June 1997: The Amber Hagerman task force disbands.

November 1998: The first Amber Alert to lead to prosecution occurs in Arlington. Police issued an alert for 8-week-old Rae-Leigh Bradbury, who was kidnapped by her baby sitter, Sandra Joyce Fallis, who took the child with her to go to a crack house in Dallas. The child was returned safely after a driver spotted Ms. Fallis' truck about 90 minutes after the alert was issued.

May 1999: As more media outlets join the Amber Plan, complaints of overuse put the plan in trouble. After six alerts are issued in five weeks, program founders tighten the criteria on alerts, trying to eliminate alerts issued for custody disputes. They expand training for law enforcement and implement a review committee to evaluate all alerts and inform departments when questionable alerts were issued.

December 2000: Houston authorities announce a regional Amber Plan for 13 counties in southeast Texas.

Aug. 12, 2002: Gov. Rick Perry signs an executive order extending the Amber Alert statewide. Two days later, Abilene police issue the first alert after 1-month-old Nancy Crystal Chavez was kidnapped from her mother's minivan in a Wal-Mart parking lot. The first statewide Amber Alert led to the safe return of the girl and the arrest of former prison guard Paula Roach, 24.

October 2002: U.S. Attorney General John Ashcroft appoints the nation's first Amber Alert coordinator to assist the growing number of state and local Amber programs.

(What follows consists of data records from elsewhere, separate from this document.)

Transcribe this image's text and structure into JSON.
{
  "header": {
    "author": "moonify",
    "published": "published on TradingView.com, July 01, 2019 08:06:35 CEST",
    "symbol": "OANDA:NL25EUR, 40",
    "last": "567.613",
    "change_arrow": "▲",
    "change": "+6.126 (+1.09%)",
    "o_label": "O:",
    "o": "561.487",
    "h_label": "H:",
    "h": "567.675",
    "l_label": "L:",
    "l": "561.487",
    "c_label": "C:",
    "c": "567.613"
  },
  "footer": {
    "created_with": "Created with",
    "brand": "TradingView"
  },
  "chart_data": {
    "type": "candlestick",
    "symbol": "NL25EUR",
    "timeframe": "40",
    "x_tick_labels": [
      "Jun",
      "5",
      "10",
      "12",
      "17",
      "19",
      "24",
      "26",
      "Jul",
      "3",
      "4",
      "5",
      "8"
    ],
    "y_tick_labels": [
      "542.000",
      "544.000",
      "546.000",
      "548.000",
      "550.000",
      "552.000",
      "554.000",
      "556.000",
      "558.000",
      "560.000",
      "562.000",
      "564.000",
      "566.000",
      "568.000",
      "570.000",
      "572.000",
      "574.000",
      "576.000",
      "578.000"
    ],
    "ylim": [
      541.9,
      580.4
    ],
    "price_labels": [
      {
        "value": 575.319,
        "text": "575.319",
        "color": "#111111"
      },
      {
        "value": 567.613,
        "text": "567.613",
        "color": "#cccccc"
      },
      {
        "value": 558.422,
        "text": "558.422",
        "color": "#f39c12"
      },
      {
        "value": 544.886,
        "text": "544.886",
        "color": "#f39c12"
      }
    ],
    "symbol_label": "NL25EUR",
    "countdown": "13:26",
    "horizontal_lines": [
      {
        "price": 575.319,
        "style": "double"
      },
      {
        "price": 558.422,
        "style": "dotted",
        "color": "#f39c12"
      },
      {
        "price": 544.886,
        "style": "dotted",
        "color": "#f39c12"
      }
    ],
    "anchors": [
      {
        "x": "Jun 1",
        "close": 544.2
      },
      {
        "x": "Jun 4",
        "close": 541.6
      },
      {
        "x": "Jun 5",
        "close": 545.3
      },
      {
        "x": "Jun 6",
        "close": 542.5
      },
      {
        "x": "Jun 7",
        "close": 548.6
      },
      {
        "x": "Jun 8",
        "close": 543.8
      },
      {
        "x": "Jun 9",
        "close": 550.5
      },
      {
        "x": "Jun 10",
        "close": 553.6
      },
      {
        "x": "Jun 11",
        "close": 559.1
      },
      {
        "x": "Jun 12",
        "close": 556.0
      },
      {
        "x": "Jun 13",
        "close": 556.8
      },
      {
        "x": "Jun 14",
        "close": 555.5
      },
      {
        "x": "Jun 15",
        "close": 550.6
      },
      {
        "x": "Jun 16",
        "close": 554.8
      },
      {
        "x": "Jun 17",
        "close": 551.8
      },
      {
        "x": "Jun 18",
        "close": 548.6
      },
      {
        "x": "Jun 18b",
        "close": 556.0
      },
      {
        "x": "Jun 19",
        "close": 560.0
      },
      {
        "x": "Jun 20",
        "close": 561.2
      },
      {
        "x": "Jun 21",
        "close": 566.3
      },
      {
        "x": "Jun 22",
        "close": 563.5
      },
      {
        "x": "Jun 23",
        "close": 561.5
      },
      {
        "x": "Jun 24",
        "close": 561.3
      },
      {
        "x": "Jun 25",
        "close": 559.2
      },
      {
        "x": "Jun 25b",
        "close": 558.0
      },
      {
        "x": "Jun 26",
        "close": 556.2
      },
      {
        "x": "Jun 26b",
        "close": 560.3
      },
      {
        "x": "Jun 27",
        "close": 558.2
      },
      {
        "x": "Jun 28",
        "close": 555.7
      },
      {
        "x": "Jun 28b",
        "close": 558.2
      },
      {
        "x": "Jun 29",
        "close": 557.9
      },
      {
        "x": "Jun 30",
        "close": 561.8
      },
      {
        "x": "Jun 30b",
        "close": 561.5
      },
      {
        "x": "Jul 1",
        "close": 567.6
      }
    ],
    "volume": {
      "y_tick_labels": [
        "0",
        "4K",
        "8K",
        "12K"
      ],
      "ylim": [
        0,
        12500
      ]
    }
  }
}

April 2003: President Bush signs a law giving states grant money to start alert programs and authorizing creation of voluntary guidelines on when Amber Alerts should be issued.

November 2003: Chuck Wood uses a stun gun on his estranged wife and takes his 7-month-old son. Grand Prairie police wait two days to issue an Amber Alert, and they issue the alert only after Mr. Wood said through an attorney that he would rather die than give up his son. Officials hesitate to issue the alert because it was believed Mr. Wood had taken the child as part of a custody dispute. Amber Alert criteria urge law enforcement officials to avoid using it every time an estranged parent takes a child from his or her spouse. Mr. Wood safely returned the baby six weeks later.

April 2004: The Justice Department issues "Guidance on Criteria for Issuing Amber Alerts." The guidelines say agencies should issue an alert only when a child has been abducted, is believed to be in danger and when there is enough information available to facilitate the public's help in locating a victim or suspect.

February 2005: Hawaii becomes the 50th state to implement an Amber Alert program.

January: Regina Schofield, the U.S. assistant attorney general for the Office of Justice Programs who serves as the national Amber Alert coordinator, said she would continue to find ways to expand the Amber Alert effort, including working with the private sector to allow alerts to be transmitted to cellphones. Currently, if a cellphone is capable of receiving text messages, and a wireless carrier participates in the Wireless Amber Alerts Initiative, users can register to receive the alerts at www.wirelessamberalerts.org.

NATIONAL AMBER ALERT AWARENESS DAY

The U.S. Department of Justice will sponsor a special ceremony in Washington today to unveil a new postage stamp recognizing the Amber Alert. Officials also are encouraging every state today to sponsor activities related to missing and abducted children.

As part of the observance, state Amber Alert coordinators are working with schools across the country to kick off a missing children poster contest to raise students' awareness about keeping safe.

A toolkit containing materials to help communities participate in Amber Alert Awareness Day and is available at www.amberalert.gov.

Laurie Fox

ISSUING AN ALERT

The U.S. Justice Department recommended the following criteria for issuing an Amber Alert:

• Law enforcement has a reasonable belief that an abduction has occurred.

• The law enforcement agency believes that the child is in imminent danger of serious bodily injury or death.

• Enough descriptive information exists about the victim and the abduction to assist in the recovery of the child.

• The child is 17 years old or younger.

• The child's name and other critical information have been entered into the National Crime Information Center system.